After its release in 2018, Klovich Killer Its attraction caught on streaming during the pandemic. The movie tells the story of Tyler (Charlie Plummer), a teenage boy growing up in a religious home who uncovers information that could tear it all apart. He discovers disturbing photos in his father’s possession linking him to the murder of 13 girls 10 years earlier. Dylan McDermott plays Tyler’s father, Don.

It’s a role that feels like a change of pace for him, and it works really well. Klovich Killer It is a different type of serial killer movie that also deals with the loss of innocence of the protagonist and also has shades of upcoming drama.

3 Henry: Portrait of a Serial Killer (1986)

Henry: Portrait of a Serial Killer
Greycat movies

You can argue with that Henry: Portrait of a Serial Killer It is one of the most disturbing movies ever made. However, there is a way to her madness. At its eighty-three minute running time, the movie is slow and tight that doesn’t quite give us a quick, cheap killing of the main character. Every outrageous act Henry (Michael Rooker) is involved in is slow and in your face. There’s a gritty, sloppy tone to the movie, much like a snuff movie would make you feel. Oddly enough, it never feels like exploitation.

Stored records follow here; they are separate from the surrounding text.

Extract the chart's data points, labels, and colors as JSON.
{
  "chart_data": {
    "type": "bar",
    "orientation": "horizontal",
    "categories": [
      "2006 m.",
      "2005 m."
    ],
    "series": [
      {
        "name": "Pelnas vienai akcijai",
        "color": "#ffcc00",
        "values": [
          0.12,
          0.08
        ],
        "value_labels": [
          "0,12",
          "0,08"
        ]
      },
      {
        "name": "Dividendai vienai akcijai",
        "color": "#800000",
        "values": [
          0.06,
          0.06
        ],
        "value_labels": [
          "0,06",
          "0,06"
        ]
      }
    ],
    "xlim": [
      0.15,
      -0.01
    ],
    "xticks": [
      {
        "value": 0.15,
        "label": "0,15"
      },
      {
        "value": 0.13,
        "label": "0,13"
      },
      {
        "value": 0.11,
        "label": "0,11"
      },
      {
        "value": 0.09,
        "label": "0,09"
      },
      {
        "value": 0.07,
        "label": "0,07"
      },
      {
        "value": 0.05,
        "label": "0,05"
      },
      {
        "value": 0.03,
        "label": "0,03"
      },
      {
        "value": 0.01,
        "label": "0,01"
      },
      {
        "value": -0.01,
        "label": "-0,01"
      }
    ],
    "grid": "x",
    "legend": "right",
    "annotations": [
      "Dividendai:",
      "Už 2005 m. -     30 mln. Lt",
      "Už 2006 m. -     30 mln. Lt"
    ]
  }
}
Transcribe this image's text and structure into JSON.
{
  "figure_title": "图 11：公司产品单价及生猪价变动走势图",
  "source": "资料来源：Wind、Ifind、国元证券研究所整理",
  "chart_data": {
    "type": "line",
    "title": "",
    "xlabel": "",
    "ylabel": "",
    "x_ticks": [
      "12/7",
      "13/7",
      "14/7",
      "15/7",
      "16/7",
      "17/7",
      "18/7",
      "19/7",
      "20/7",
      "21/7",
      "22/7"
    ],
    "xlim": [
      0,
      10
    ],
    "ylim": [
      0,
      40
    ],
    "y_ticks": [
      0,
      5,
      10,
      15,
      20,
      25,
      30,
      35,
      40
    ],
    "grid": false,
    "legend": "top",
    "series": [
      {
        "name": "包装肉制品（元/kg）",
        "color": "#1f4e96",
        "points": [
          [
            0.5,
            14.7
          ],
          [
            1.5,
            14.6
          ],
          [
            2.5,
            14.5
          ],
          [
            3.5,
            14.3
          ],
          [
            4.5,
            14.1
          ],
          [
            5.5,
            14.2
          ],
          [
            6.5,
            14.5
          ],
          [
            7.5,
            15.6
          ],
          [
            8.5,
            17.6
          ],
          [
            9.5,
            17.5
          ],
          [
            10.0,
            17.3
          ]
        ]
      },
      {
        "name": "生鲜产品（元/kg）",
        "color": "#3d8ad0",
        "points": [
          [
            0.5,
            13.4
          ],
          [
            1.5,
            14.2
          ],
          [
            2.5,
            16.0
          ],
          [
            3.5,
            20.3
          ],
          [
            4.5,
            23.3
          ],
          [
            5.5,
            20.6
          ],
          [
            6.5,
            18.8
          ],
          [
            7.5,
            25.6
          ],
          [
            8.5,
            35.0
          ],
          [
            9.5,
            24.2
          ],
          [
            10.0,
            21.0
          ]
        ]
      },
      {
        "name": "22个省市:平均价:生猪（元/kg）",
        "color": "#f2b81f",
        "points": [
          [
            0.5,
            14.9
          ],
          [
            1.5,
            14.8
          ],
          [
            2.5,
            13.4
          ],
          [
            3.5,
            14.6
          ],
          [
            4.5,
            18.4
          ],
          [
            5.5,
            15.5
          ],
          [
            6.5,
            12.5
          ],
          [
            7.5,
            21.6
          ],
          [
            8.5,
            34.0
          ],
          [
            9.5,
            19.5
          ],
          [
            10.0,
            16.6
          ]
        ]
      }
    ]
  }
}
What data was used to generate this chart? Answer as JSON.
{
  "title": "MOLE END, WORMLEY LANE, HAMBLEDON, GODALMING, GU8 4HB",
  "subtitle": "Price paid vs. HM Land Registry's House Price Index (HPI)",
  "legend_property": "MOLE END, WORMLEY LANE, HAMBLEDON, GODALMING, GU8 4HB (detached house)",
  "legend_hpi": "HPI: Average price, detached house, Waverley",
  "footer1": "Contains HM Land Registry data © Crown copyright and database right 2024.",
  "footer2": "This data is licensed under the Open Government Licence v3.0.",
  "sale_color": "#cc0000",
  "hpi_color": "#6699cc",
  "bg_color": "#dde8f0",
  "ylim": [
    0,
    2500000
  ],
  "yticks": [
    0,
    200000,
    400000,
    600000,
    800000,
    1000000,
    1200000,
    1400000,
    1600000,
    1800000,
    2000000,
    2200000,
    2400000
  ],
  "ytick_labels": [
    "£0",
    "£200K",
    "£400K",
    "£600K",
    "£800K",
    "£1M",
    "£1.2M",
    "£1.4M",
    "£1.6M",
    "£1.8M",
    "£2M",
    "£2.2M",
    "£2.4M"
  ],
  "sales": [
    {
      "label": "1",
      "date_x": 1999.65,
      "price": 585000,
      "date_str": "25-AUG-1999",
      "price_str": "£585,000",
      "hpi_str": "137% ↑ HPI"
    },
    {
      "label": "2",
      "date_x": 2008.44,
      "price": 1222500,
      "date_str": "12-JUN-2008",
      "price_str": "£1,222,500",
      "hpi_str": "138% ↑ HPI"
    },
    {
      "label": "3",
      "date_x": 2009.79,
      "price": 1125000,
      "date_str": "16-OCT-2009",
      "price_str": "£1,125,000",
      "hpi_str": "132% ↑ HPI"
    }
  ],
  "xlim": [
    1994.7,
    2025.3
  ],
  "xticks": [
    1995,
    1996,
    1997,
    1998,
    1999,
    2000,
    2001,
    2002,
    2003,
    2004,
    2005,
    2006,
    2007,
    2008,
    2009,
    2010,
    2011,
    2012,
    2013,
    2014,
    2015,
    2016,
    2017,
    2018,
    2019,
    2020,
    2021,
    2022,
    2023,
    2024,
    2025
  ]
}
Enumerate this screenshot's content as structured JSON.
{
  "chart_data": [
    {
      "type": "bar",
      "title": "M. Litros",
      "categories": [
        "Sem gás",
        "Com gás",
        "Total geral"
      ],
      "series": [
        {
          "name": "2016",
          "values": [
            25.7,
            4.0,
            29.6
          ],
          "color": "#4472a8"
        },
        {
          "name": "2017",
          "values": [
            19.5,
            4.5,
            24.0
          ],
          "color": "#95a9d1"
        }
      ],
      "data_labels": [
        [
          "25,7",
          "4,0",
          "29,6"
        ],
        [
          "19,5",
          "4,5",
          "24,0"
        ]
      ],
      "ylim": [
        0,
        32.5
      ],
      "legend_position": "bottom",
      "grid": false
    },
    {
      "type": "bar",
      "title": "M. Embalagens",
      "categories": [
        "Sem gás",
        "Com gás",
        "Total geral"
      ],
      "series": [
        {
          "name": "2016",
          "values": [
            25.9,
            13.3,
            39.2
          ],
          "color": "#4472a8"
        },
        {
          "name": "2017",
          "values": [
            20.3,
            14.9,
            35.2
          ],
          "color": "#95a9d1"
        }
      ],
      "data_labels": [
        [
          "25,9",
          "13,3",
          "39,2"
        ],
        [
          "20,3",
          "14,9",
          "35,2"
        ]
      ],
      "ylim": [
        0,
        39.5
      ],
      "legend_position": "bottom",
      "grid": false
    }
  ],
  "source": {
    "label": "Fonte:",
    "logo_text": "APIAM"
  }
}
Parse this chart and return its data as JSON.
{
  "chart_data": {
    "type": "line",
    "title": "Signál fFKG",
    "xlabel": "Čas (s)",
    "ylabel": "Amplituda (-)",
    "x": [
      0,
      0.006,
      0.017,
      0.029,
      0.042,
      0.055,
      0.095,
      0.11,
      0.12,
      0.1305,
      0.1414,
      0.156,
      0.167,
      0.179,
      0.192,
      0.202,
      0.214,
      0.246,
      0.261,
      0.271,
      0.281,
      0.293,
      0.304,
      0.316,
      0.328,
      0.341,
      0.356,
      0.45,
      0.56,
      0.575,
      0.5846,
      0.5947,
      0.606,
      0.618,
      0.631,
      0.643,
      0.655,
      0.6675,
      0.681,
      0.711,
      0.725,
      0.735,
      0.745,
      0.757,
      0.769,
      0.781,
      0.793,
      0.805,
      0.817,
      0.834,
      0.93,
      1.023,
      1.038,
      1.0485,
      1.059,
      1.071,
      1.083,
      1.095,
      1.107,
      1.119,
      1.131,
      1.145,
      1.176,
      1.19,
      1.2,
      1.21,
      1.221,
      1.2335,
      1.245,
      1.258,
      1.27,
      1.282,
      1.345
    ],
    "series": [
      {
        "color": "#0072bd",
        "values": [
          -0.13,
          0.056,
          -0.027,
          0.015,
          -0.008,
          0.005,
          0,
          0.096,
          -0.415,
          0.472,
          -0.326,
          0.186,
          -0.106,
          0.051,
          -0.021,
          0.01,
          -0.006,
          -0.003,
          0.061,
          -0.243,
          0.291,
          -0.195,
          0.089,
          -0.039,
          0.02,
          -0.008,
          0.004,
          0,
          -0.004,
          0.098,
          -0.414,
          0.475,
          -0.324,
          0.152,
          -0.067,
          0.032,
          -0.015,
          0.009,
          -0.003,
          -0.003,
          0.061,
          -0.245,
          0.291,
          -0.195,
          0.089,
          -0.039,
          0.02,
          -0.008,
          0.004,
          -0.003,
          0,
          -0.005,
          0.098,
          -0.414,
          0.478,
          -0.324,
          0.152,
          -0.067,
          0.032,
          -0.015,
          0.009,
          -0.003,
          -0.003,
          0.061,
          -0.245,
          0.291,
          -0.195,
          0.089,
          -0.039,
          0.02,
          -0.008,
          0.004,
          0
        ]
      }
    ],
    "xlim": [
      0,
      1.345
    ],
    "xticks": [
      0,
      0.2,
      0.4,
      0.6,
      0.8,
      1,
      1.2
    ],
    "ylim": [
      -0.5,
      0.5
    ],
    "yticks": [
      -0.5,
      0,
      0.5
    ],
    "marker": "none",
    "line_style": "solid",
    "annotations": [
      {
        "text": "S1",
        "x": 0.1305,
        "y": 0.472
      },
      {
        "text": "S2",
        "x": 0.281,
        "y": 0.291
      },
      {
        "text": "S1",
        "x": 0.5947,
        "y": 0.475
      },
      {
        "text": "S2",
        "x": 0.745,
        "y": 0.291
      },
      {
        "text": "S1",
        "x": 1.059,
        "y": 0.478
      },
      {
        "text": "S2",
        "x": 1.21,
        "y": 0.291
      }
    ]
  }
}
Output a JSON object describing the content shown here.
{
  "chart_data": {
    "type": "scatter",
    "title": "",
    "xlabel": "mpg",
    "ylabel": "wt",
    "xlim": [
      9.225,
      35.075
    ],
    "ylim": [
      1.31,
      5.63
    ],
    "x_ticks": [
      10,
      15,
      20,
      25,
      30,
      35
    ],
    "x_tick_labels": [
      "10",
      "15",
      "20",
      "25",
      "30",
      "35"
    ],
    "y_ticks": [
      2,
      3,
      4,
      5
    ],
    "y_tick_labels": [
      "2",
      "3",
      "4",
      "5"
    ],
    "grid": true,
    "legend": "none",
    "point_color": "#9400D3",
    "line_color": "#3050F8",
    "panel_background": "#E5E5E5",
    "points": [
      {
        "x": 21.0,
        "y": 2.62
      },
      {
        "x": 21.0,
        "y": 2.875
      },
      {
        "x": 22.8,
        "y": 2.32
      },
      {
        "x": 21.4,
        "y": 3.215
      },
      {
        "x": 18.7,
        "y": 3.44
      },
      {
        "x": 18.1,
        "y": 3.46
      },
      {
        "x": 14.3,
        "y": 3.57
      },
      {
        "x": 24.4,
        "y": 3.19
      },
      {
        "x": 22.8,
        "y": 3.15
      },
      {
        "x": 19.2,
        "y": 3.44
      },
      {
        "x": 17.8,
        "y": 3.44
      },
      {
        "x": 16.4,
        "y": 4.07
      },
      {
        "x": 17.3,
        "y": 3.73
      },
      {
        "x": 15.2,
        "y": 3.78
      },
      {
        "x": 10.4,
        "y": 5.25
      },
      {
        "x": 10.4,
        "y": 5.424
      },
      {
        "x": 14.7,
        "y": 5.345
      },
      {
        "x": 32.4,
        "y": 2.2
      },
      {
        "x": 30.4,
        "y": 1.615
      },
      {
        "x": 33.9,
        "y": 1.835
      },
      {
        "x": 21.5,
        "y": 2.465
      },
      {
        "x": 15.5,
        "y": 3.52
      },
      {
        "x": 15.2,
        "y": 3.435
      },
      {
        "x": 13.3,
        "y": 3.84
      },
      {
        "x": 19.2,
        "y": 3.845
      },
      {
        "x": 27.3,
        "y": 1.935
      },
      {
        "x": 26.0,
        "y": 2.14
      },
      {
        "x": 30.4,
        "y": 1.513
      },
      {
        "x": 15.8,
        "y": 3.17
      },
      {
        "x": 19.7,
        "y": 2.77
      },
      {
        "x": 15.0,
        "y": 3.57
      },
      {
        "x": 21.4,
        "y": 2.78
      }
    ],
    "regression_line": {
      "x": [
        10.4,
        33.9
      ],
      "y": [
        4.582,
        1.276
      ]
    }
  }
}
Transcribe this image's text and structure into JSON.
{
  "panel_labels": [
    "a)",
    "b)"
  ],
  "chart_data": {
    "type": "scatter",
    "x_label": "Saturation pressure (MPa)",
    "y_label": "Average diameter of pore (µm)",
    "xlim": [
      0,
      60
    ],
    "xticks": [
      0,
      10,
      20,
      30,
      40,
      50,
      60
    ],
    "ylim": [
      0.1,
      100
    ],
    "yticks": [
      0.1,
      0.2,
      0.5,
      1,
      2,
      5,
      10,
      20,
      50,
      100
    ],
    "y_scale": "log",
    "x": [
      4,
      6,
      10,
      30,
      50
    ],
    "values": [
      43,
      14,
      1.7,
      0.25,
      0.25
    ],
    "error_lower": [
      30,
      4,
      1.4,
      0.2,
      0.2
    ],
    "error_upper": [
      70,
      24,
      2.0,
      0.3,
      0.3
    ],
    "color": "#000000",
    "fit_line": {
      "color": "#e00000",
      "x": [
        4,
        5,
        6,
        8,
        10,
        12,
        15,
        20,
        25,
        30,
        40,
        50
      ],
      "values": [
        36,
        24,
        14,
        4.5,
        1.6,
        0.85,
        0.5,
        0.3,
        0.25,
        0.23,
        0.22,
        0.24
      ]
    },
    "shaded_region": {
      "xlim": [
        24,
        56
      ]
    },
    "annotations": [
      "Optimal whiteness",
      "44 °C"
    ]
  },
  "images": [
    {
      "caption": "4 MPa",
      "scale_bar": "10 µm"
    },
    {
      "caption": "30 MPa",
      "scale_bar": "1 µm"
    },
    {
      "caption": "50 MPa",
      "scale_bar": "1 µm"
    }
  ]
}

It’s thanks to director John McNaughton and Michael Rooker in the title role, whose screen presence is unnerving even if all he does is stare into a mirror.

Related: Michael Rooker’s best movies, ranked

2 M (1931)

AD (1931) by Fritz Lang
nero movie

After not too long Metropolisthen Firtz Lang will give us a model of the serial killer type from 1931, M. The film centers on a city-wide manhunt to catch a man who kidnaps and kills children. The interesting thing about this movie is that both the police and organized crime are out to catch the killer. Cinema was still a very young art form at that time, yet people still used it M as a reference point. The movie is close to 100 years old, and to this day, there are plenty of serial killer movies to stand on.

1 Manhunter (1986)

De Laurentiis Entertainment Group (DEG)

Five Years Ago directed by Jonathan Demme Silence of the Lambs And Anthony Hopkins was playing Hannibal Lecter, and there was another movie that was the first of the Hannibal stories, manhunter. Directed by Michael Mann and based on the novel by Thomas Harris red dragon, stars Brian Cox as Lector (variously spelled) and William Peterson as Will Graham, an FBI profiler who comes out of retirement to track down a serial killer known as the Tooth Fairy. And as the formula says, Lecktor helps Graham catch the killer.

The film opened to mixed reviews and, for a while, struggled to step out of the shadow of the Hannibal films that would follow. One of which is 2002’s Red Dragon, another direct adaptation of the same source material as manhunter. Eventually, it will get its flowers, achieve cult movie status, and be another great part of director Michael Mann’s films.